You wish you had Matt Callaghan’s job.
One of our pilots since the beginning, Matt first flew a helicopter at 15 years old. He was working at Canadian Helicopters as a hangar rat, and caught wind of a four-day intro course complete with four hours of helicopter time. He was hooked from the first moment in the air.
When he quit high school in grade 10, his parents were precise with their leverage. They told him if he went back and graduated with honors, they would put him through flight school. He achieved honors, and then at 18 became Canadian Helicopters’ youngest pilot.
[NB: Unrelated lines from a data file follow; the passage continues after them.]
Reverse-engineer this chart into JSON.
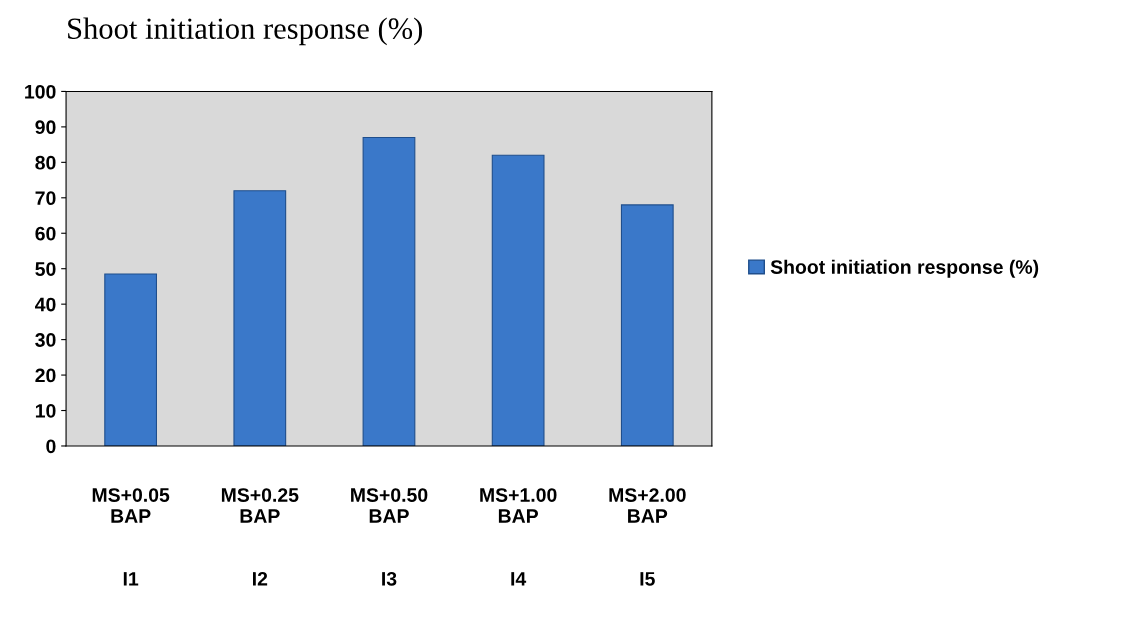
{
  "chart_data": {
    "type": "bar",
    "title": "Shoot initiation response (%)",
    "categories": [
      "MS+0.05\nBAP\n\n\nI1",
      "MS+0.25\nBAP\n\n\nI2",
      "MS+0.50\nBAP\n\n\nI3",
      "MS+1.00\nBAP\n\n\nI4",
      "MS+2.00\nBAP\n\n\nI5"
    ],
    "series": [
      {
        "name": "Shoot initiation response (%)",
        "color": "#3a78c9",
        "values": [
          48.5,
          72,
          87,
          82,
          68
        ]
      }
    ],
    "ylim": [
      0,
      100
    ],
    "yticks": [
      0,
      10,
      20,
      30,
      40,
      50,
      60,
      70,
      80,
      90,
      100
    ],
    "grid": false,
    "legend": "right"
  }
}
He moved to Revelstoke to become base manager soon after, and that’s when the Mica magic started.
He met Mica founders Pete and Dan right after they’d applied for tenure in a remote zone north of the Rockies. While many in the industry scoffed at such a choice of tenure—it was too foggy, not enough snow, the lodge location was laughable—Matt recognized the pioneering spirit that would become Mica, and he flew the two up to scout. Two winters later, Matt flew the first guests, the first film teams, and the first athletes for what was revealed to be the best skiing in the best terrain in British Columbia—maybe the world, some said.
Since then, Matt’s helped to build the safe ski program we pride ourselves on while delivering a top-end ski product, with an aviation program to match. He’s flown advisors to the president, celebrities, researchers from National Geographic and BBC, and media crews like Matchstick Productions, Teton Gravity Research and Sherpas Cinema filming mind-blowing skiing in our terrain.
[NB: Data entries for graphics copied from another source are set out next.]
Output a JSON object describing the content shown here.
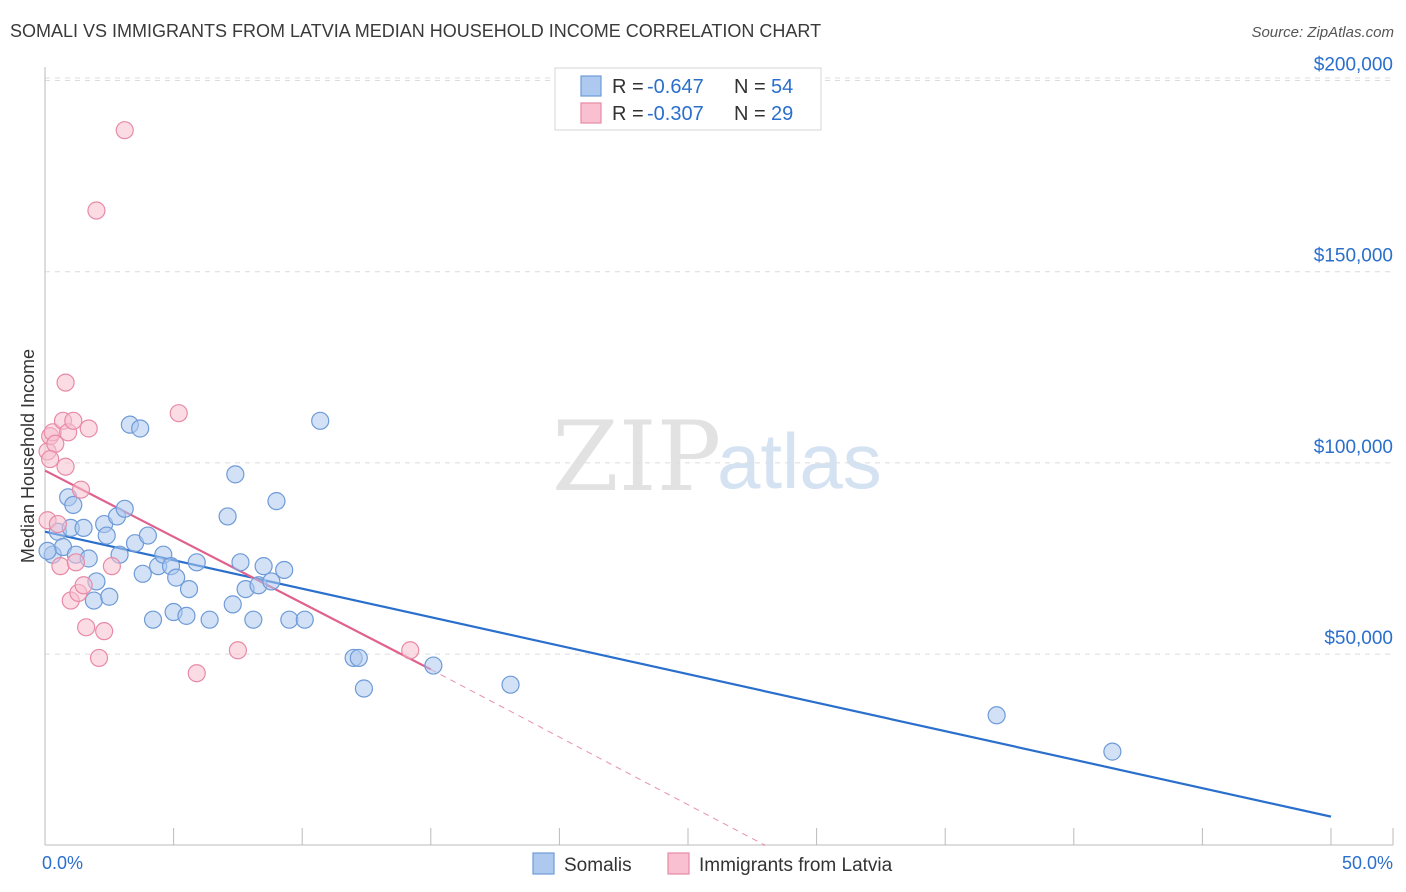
{
  "chart_data": {
    "type": "scatter",
    "title": "SOMALI VS IMMIGRANTS FROM LATVIA MEDIAN HOUSEHOLD INCOME CORRELATION CHART",
    "source": "Source: ZipAtlas.com",
    "ylabel": "Median Household Income",
    "xlim": [
      0,
      50
    ],
    "ylim": [
      0,
      210000
    ],
    "x_tick_labels": [
      "0.0%",
      "50.0%"
    ],
    "y_ticks": [
      {
        "value": 50000,
        "label": "$50,000"
      },
      {
        "value": 100000,
        "label": "$100,000"
      },
      {
        "value": 150000,
        "label": "$150,000"
      },
      {
        "value": 200000,
        "label": "$200,000"
      }
    ],
    "watermark": {
      "zip": "ZIP",
      "atlas": "atlas"
    },
    "legend": {
      "r_label": "R =",
      "n_label": "N =",
      "entries": [
        {
          "name": "Somalis",
          "r": "-0.647",
          "n": "54",
          "fill": "#adc9ef",
          "stroke": "#6e9bd8"
        },
        {
          "name": "Immigrants from Latvia",
          "r": "-0.307",
          "n": "29",
          "fill": "#f8c0d0",
          "stroke": "#e88aa6"
        }
      ]
    },
    "series": [
      {
        "name": "Somalis",
        "color": "#2a6fcc",
        "fill": "#adc9ef",
        "stroke": "#6e9bd8",
        "trend": {
          "x0": 0,
          "y0": 82000,
          "x1": 50,
          "y1": 7500,
          "dash_to": null
        },
        "points": [
          [
            0.3,
            76000
          ],
          [
            0.5,
            82000
          ],
          [
            0.7,
            78000
          ],
          [
            0.9,
            91000
          ],
          [
            1.0,
            83000
          ],
          [
            1.1,
            89000
          ],
          [
            1.2,
            76000
          ],
          [
            1.5,
            83000
          ],
          [
            1.7,
            75000
          ],
          [
            1.9,
            64000
          ],
          [
            2.0,
            69000
          ],
          [
            2.3,
            84000
          ],
          [
            2.4,
            81000
          ],
          [
            2.5,
            65000
          ],
          [
            2.8,
            86000
          ],
          [
            2.9,
            76000
          ],
          [
            3.1,
            88000
          ],
          [
            3.3,
            110000
          ],
          [
            3.5,
            79000
          ],
          [
            3.7,
            109000
          ],
          [
            3.8,
            71000
          ],
          [
            4.0,
            81000
          ],
          [
            4.2,
            59000
          ],
          [
            4.4,
            73000
          ],
          [
            4.6,
            76000
          ],
          [
            4.9,
            73000
          ],
          [
            5.0,
            61000
          ],
          [
            5.1,
            70000
          ],
          [
            5.5,
            60000
          ],
          [
            5.6,
            67000
          ],
          [
            5.9,
            74000
          ],
          [
            6.4,
            59000
          ],
          [
            7.1,
            86000
          ],
          [
            7.3,
            63000
          ],
          [
            7.4,
            97000
          ],
          [
            7.6,
            74000
          ],
          [
            7.8,
            67000
          ],
          [
            8.1,
            59000
          ],
          [
            8.3,
            68000
          ],
          [
            8.5,
            73000
          ],
          [
            8.8,
            69000
          ],
          [
            9.0,
            90000
          ],
          [
            9.3,
            72000
          ],
          [
            9.5,
            59000
          ],
          [
            10.1,
            59000
          ],
          [
            10.7,
            111000
          ],
          [
            12.0,
            49000
          ],
          [
            12.2,
            49000
          ],
          [
            12.4,
            41000
          ],
          [
            15.1,
            47000
          ],
          [
            18.1,
            42000
          ],
          [
            37.0,
            34000
          ],
          [
            41.5,
            24500
          ],
          [
            0.1,
            77000
          ]
        ]
      },
      {
        "name": "Immigrants from Latvia",
        "color": "#e0608e",
        "fill": "#f8c0d0",
        "stroke": "#e88aa6",
        "trend": {
          "x0": 0,
          "y0": 98000,
          "x1": 15,
          "y1": 46000,
          "dash_to": {
            "x": 28,
            "y": 0
          }
        },
        "points": [
          [
            0.1,
            103000
          ],
          [
            0.1,
            85000
          ],
          [
            0.2,
            107000
          ],
          [
            0.3,
            108000
          ],
          [
            0.4,
            105000
          ],
          [
            0.5,
            84000
          ],
          [
            0.6,
            73000
          ],
          [
            0.7,
            111000
          ],
          [
            0.8,
            121000
          ],
          [
            0.8,
            99000
          ],
          [
            0.9,
            108000
          ],
          [
            1.0,
            64000
          ],
          [
            1.1,
            111000
          ],
          [
            1.2,
            74000
          ],
          [
            1.3,
            66000
          ],
          [
            1.4,
            93000
          ],
          [
            1.5,
            68000
          ],
          [
            1.6,
            57000
          ],
          [
            1.7,
            109000
          ],
          [
            2.0,
            166000
          ],
          [
            2.1,
            49000
          ],
          [
            2.3,
            56000
          ],
          [
            2.6,
            73000
          ],
          [
            3.1,
            187000
          ],
          [
            5.2,
            113000
          ],
          [
            5.9,
            45000
          ],
          [
            7.5,
            51000
          ],
          [
            14.2,
            51000
          ],
          [
            0.2,
            101000
          ]
        ]
      }
    ]
  }
}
“In the early years, I thought all the athletes were just crazy,” he recalls. “But as I came to know them, I understood that they’re absolute upper-echelon professionals. To get to their level, they’re not just incredible athletes but also very smart people.” When I ask him about some of the crazy places he’s landed to drop athletes, he laughs. “We can always put them there, but it’s whether they want to get out, that’s the question. I always give them the option of getting back in,” he winks.
Matt’s worked as a rescue pilot for Parks, in the mountain meccas of Jasper and Glacier. At 22, he was (you guessed it) Parks’ youngest pilot in the program. And – as if flying a helicopter for skiing and rescue isn’t cool enough – he’s learning to drive race cars, specifically one that he’s been building for the last several years. “I’m teaching myself to heel-toe, when you brake and gas with the same foot. I love machinery that requires a high degree of precision. It’s the art of control.”
In the end, Matt doesn’t really think of flying as a job. He thinks of it as playing around with a 700-horsepower aircraft. Which is why we’re convinced he literally has the best “job” on the planet.